Tuesday, May 26, 2009

My Cup Runneth Over

Remember the drought?



The one that enveloped the entire southeastern part of the US. The one that started the water wars between Georgia, Alabama and Florida? The water cops were out in full force. Neighbors were ratting on neighbors for watering lawns, gardens, flower beds.



Articles were written about conservation. Some even went so far as to collect the water in their showers in buckets and reuse it for outdoor watering. And many had expensive wells dug in their yards to bypass the official water sources and watering restrictions. Lush, green lawns were suspect. Signs went up "This lawn is watered using "WELL WATER"



Plans were made to plant cactus gardens.



Lakes Lanier and Allatoona were 12 to 15 feet below average levels. Florida said they needed MORE water released from Lake Lanier so the snail darters could survive. (We human Georgians wanted to survive also). Polititians fumed and fought.



Lake front lots were dry docks. It was HOT and DRY. PARCHED. It went on and on. Year after year. Almost to "dust bowl" proportions. the "Okies" among us were considering loading up the pickups and heading for California.

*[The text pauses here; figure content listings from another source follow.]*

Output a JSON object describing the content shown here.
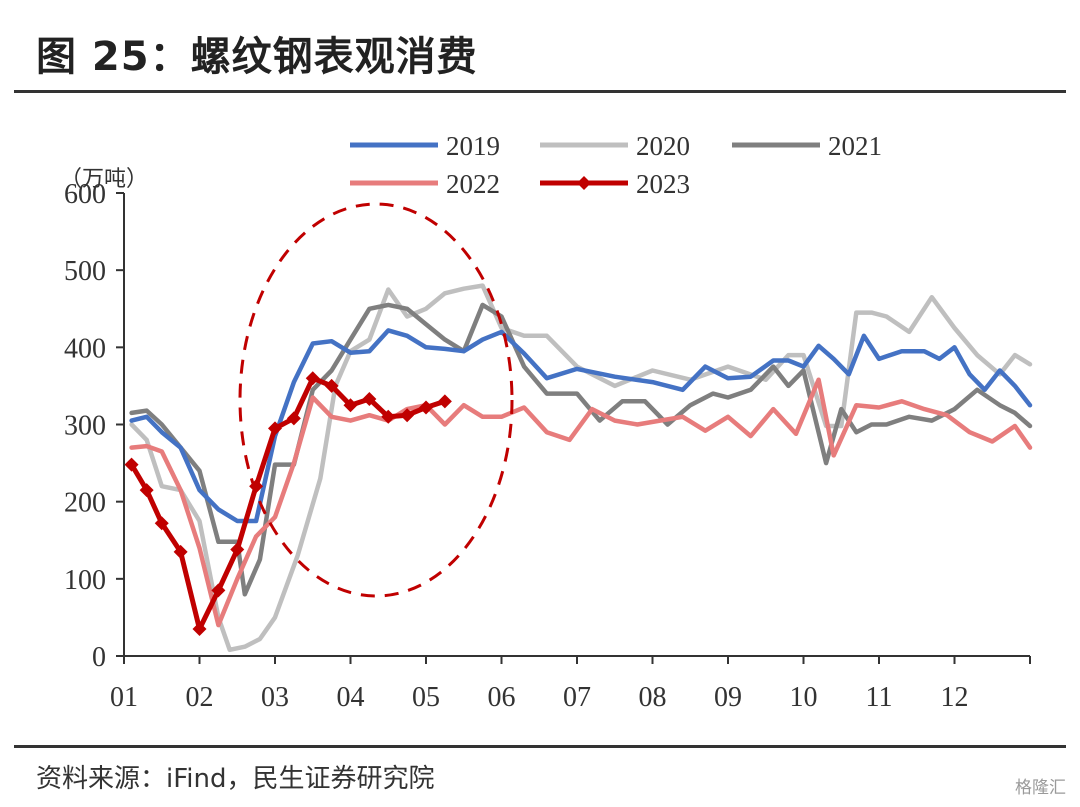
{
  "header": {
    "title": "图 25：螺纹钢表观消费"
  },
  "footer": {
    "source": "资料来源：iFind，民生证券研究院",
    "watermark": "格隆汇"
  },
  "chart_data": {
    "type": "line",
    "title": "螺纹钢表观消费",
    "ylabel": "（万吨）",
    "xlabel": "",
    "ylim": [
      0,
      600
    ],
    "yticks": [
      0,
      100,
      200,
      300,
      400,
      500,
      600
    ],
    "xlim": [
      1,
      13
    ],
    "xticks": [
      "01",
      "02",
      "03",
      "04",
      "05",
      "06",
      "07",
      "08",
      "09",
      "10",
      "11",
      "12"
    ],
    "annotation": "dashed red ellipse highlighting the 03–05 period",
    "series": [
      {
        "name": "2019",
        "color": "#4472C4",
        "marker": "none",
        "x": [
          1.1,
          1.3,
          1.5,
          1.75,
          2.0,
          2.25,
          2.5,
          2.75,
          3.0,
          3.25,
          3.5,
          3.75,
          4.0,
          4.25,
          4.5,
          4.75,
          5.0,
          5.25,
          5.5,
          5.75,
          6.0,
          6.3,
          6.6,
          7.0,
          7.5,
          8.0,
          8.4,
          8.7,
          9.0,
          9.3,
          9.6,
          9.8,
          10.0,
          10.2,
          10.4,
          10.6,
          10.8,
          11.0,
          11.3,
          11.6,
          11.8,
          12.0,
          12.2,
          12.4,
          12.6,
          12.8,
          13.0
        ],
        "y": [
          305,
          310,
          290,
          270,
          215,
          190,
          175,
          175,
          285,
          355,
          405,
          408,
          393,
          395,
          422,
          415,
          400,
          398,
          395,
          410,
          420,
          392,
          360,
          372,
          362,
          355,
          345,
          375,
          360,
          362,
          383,
          383,
          375,
          402,
          385,
          365,
          415,
          385,
          395,
          395,
          385,
          400,
          365,
          345,
          370,
          350,
          325
        ]
      },
      {
        "name": "2020",
        "color": "#BFBFBF",
        "marker": "none",
        "x": [
          1.1,
          1.3,
          1.5,
          1.75,
          2.0,
          2.25,
          2.4,
          2.6,
          2.8,
          3.0,
          3.3,
          3.6,
          3.8,
          4.0,
          4.25,
          4.5,
          4.75,
          5.0,
          5.25,
          5.5,
          5.75,
          6.0,
          6.3,
          6.6,
          7.0,
          7.5,
          8.0,
          8.5,
          9.0,
          9.5,
          9.8,
          10.0,
          10.3,
          10.5,
          10.7,
          10.9,
          11.1,
          11.4,
          11.7,
          12.0,
          12.3,
          12.6,
          12.8,
          13.0
        ],
        "y": [
          300,
          280,
          220,
          215,
          175,
          50,
          8,
          12,
          22,
          50,
          130,
          230,
          350,
          395,
          410,
          475,
          440,
          450,
          470,
          476,
          480,
          425,
          415,
          415,
          375,
          350,
          370,
          358,
          375,
          358,
          390,
          390,
          298,
          298,
          445,
          445,
          440,
          420,
          465,
          425,
          390,
          365,
          390,
          378
        ]
      },
      {
        "name": "2021",
        "color": "#7F7F7F",
        "marker": "none",
        "x": [
          1.1,
          1.3,
          1.5,
          1.75,
          2.0,
          2.25,
          2.5,
          2.6,
          2.8,
          3.0,
          3.25,
          3.5,
          3.75,
          4.0,
          4.25,
          4.5,
          4.75,
          5.0,
          5.25,
          5.5,
          5.75,
          6.0,
          6.3,
          6.6,
          7.0,
          7.3,
          7.6,
          7.9,
          8.2,
          8.5,
          8.8,
          9.0,
          9.3,
          9.6,
          9.8,
          10.0,
          10.3,
          10.5,
          10.7,
          10.9,
          11.1,
          11.4,
          11.7,
          12.0,
          12.3,
          12.6,
          12.8,
          13.0
        ],
        "y": [
          315,
          318,
          300,
          270,
          240,
          148,
          148,
          80,
          125,
          248,
          248,
          345,
          370,
          410,
          450,
          455,
          450,
          430,
          410,
          395,
          455,
          440,
          375,
          340,
          340,
          305,
          330,
          330,
          300,
          325,
          340,
          335,
          345,
          375,
          350,
          370,
          250,
          320,
          290,
          300,
          300,
          310,
          305,
          320,
          345,
          325,
          315,
          298
        ]
      },
      {
        "name": "2022",
        "color": "#E77C7C",
        "marker": "none",
        "x": [
          1.1,
          1.3,
          1.5,
          1.75,
          2.0,
          2.25,
          2.5,
          2.75,
          3.0,
          3.25,
          3.5,
          3.75,
          4.0,
          4.25,
          4.5,
          4.75,
          5.0,
          5.25,
          5.5,
          5.75,
          6.0,
          6.3,
          6.6,
          6.9,
          7.2,
          7.5,
          7.8,
          8.1,
          8.4,
          8.7,
          9.0,
          9.3,
          9.6,
          9.9,
          10.2,
          10.4,
          10.7,
          11.0,
          11.3,
          11.6,
          11.9,
          12.2,
          12.5,
          12.8,
          13.0
        ],
        "y": [
          270,
          272,
          265,
          215,
          140,
          40,
          100,
          155,
          180,
          250,
          335,
          310,
          305,
          312,
          305,
          320,
          325,
          300,
          325,
          310,
          310,
          322,
          290,
          280,
          320,
          305,
          300,
          305,
          310,
          292,
          310,
          285,
          320,
          288,
          358,
          260,
          325,
          322,
          330,
          320,
          312,
          290,
          278,
          298,
          270
        ]
      },
      {
        "name": "2023",
        "color": "#C00000",
        "marker": "diamond",
        "x": [
          1.1,
          1.3,
          1.5,
          1.75,
          2.0,
          2.25,
          2.5,
          2.75,
          3.0,
          3.25,
          3.5,
          3.75,
          4.0,
          4.25,
          4.5,
          4.75,
          5.0,
          5.25
        ],
        "y": [
          248,
          215,
          172,
          135,
          35,
          85,
          138,
          220,
          295,
          308,
          360,
          350,
          325,
          333,
          310,
          312,
          322,
          330
        ]
      }
    ]
  }
}
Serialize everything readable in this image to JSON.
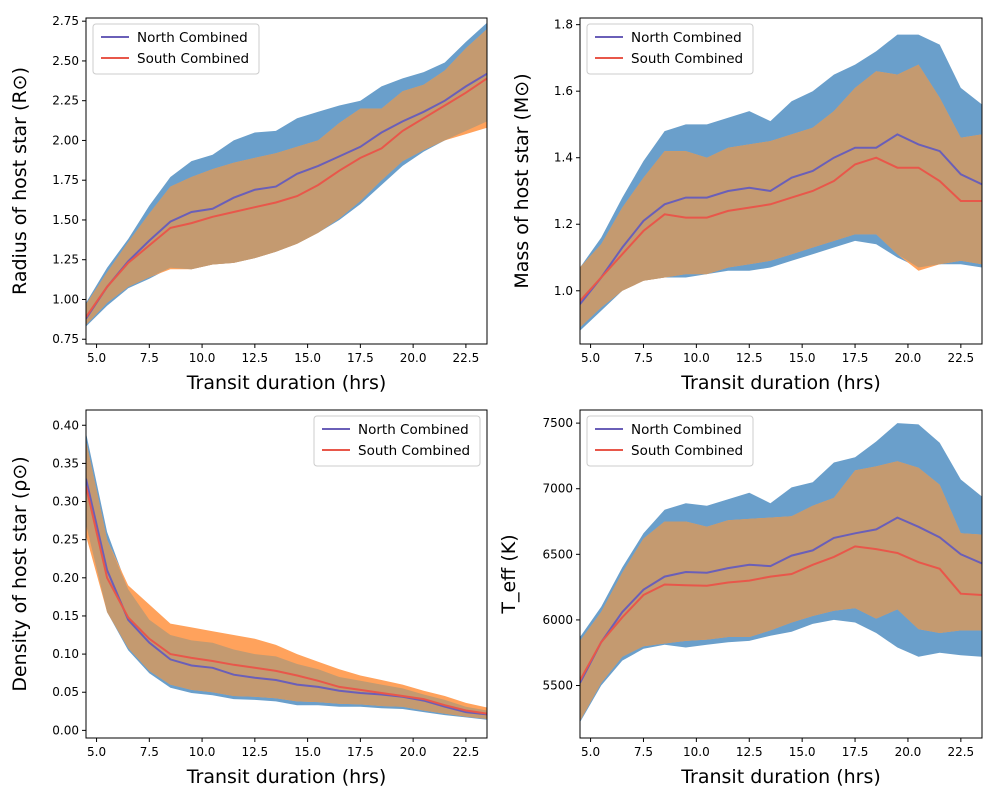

Then March, April and May 2009 came:



"Unusually active weather pattern brings frequent torrential rains to the Southeast. The last week of March and first week of April brought a shift in the large-scale weather patterns across the Southeast U.S., characterized by an active pattern with frequent low pressure systems moving across the northern Gulf Coast. Several of these systems were slow-moving, allowing soaking rains and thunderstorms to dump heavy accumulations of rain over the two-week period across most of Georgia, Alabama, and North Florida.. The widespread nature of the heavy rainfall has resulted in flooding of low-lying or poorly-drained areas and record or near-record floods on some Georgia and North Florida Rivers."



And according to WSB-TV Channel 2 meteorologist David Chandley



"Finally, the drought is OVER!.
As I track showers and t-storms across the southeast, I found this little nugget on the computer. For the first time in more than 2 years, the state of Georgia is drought free!! "







Oh. And by the way. about a month ago we had a soaker system installed for our tiny front yard and new shrubs.

Probably that did it and the heavens opened up and blessed us all with



Rain.

Beautiful Rain.

Wet wonderful water.

Rain.



cloudburst, deluge, drencher,flood, liquid sunshine, monsoon, pouring, raindrops, rainstorm, sheets, showers, sun shower, torrent, wet stuff.



Whoopee!!!

8 comments:

Tabor said...

You can't fool (or fool with) Mother Nature.

kenju said...

Ain't that just the way!!

Our drought is over too, but now we're getting too much of a good thing!

cassie-b said...

Don set up a watering system for my veggie garden (at the back of our property)so that I wouldn't have to lug the garden hose out there.

I figure that's almost a guarantee that we'll have a rainy summer.

Cas
Have a great day!

Cowtown Pattie said...

True, rain in the south can be fickle, but I wouldn't count on this as the end of all ends to drought if the scientific pundits are anywhere near correct.

But, you know that :-)

Ginnie said...

Kenju is right. I live in the same area and we've had an over abundance of the good stuff...but it's still better than the drought.

joared said...

Glad you have water! I'm sure glad your drought is over, but no such luck here in Southern California. Our city is considering adopting the same conservation plan of the city of L.A. -- watering briefly only twice a week. My grass will die, as I cut back earlier, though to more than that, and it's been browning already.

Ten years or so ago I tried to convince my husband to go to natural desert landscaping in certain areas and keep only a smaller area in grass. He would have no part of that suggestion. How I do regret we had not done so, I had been more demanding, or whatever it took. I just really don't want to have to get into doing this yard, am not really able to do it myself, but may have to find someone to tackle the job.

Joy Des Jardins said...

Oh, we've definitely had our share of rain Chancy....I would have sent you some of ours during your drought if I had known. So glad all is well now.... ~Joy

Friko said...

Am I glad I live in a damp and drizzly part of the world? Hm, maybe. I love my garden and my wildflowers but I'd also like a drop of sunshine now and then. Having said that, I've actually fled indoors the last three days because we had temperatures in the high 20s!!
You can never please all of the people all of the time.